Вика сделала несколько глотков, и, обессилев, откинулась на подушки, чувствуя, как жар заливает её щёки. Вскоре дремота одолела её, и сон снова принял её в свои объятья и унёс в спасительную тьму ещё до возвращения Сунильды с мёдом.
Проснулась она от шума голосов, которые, казалось, заполонили комнату: уже знакомый женский голос и мужской, чей густой бас гулко отдавался резкой болью в голове.
Невысокий коренастый мужчина в шубе из медвежьей шкуры выкладывал из плетёной корзины на стол принесённые им продукты: несколько вяленых рыбин, булку пшеничного хлеба, горшочек мёда и пресные лепешки, выпеченные на торфяном огне.
— Ты уже проснулась, девушка? — Сунильда улыбнулась ей. — Я забыла узнать твоё имя.
— Виктория, — девушка натянула меховое одеяло до подбородка и опустила глаза, чувствуя себя крайне неловко, вмешавшись в жизнь этой семьи своим неожиданным появлением.
— А это, — Сунильда дотронулась до руки мужчины, — супруг мой, Гориславом кличут. Он из местных поселян, из рарогов.

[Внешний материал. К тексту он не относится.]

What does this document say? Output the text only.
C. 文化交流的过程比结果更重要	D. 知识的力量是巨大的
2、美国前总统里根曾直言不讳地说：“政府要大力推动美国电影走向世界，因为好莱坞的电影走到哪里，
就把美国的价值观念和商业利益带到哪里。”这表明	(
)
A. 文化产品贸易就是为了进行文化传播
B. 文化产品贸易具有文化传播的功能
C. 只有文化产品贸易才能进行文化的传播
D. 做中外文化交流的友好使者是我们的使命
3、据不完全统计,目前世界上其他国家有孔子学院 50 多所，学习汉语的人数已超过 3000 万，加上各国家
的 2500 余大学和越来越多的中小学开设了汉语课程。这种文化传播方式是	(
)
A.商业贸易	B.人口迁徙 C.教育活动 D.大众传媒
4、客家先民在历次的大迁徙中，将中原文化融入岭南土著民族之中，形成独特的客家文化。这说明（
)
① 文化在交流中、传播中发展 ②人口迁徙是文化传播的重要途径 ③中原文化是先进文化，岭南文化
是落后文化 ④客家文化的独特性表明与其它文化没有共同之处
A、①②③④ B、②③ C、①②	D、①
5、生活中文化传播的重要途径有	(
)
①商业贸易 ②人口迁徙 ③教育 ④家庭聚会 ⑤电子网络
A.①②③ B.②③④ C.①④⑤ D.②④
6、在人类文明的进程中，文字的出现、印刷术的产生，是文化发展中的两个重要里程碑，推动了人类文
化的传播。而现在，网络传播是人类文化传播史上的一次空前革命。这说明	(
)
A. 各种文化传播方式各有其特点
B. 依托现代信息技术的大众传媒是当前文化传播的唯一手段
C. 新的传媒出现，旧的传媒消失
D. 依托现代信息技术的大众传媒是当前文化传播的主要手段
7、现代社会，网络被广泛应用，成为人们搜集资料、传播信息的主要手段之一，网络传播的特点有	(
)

Мужчина бросил на Вику быстрый взгляд и принялся раскладывать нарезанный хлеб на плоском блюде, продолжая что-то говорить Сунильде на своём мелодичном языке, наполненном множеством гласных звуков, и женщина отвечала ему такими же отрывистыми короткими фразами.
Когда он ушёл и Сунильда снова стала поить девушку подогретыми на огне травяными настойками, Вика расспросила её об их деревне и местности.
Сунильда оказалась родом из небольшого посада на новгородских землях, но вслед за мужем оставила родные места и переселилась ближе к морю. Переселившись в земли рарогов, Сунильда привыкла к этому суровому краю, который называла «землёй воды и камней». Живут рароги дружно, выращивают на полях лён, овёс, горох, репу, рожь и ячмень, собирают мёд, выходят в море на торговых ладьях, чтобы продавать меха, лён, полотно, глиняную посуду и серебряные вещи, особенно ценятся подвески с изображением орла. Сунильда поведала Вике, что много лет назад Готфрид датский овладел столицей рарогов и повесил князя Годослава. Другой их князь, Дражко, вынужден был уйти в изгнание из этих заболоченных земель, а через два года его убили подосланные датчанами люди. И с той поры их земля не знает покоя — вражеские войска совершают набеги и с моря, и со стороны суши, уничтожая рарогов огнём и мечом, разрушая по пути города и храмы.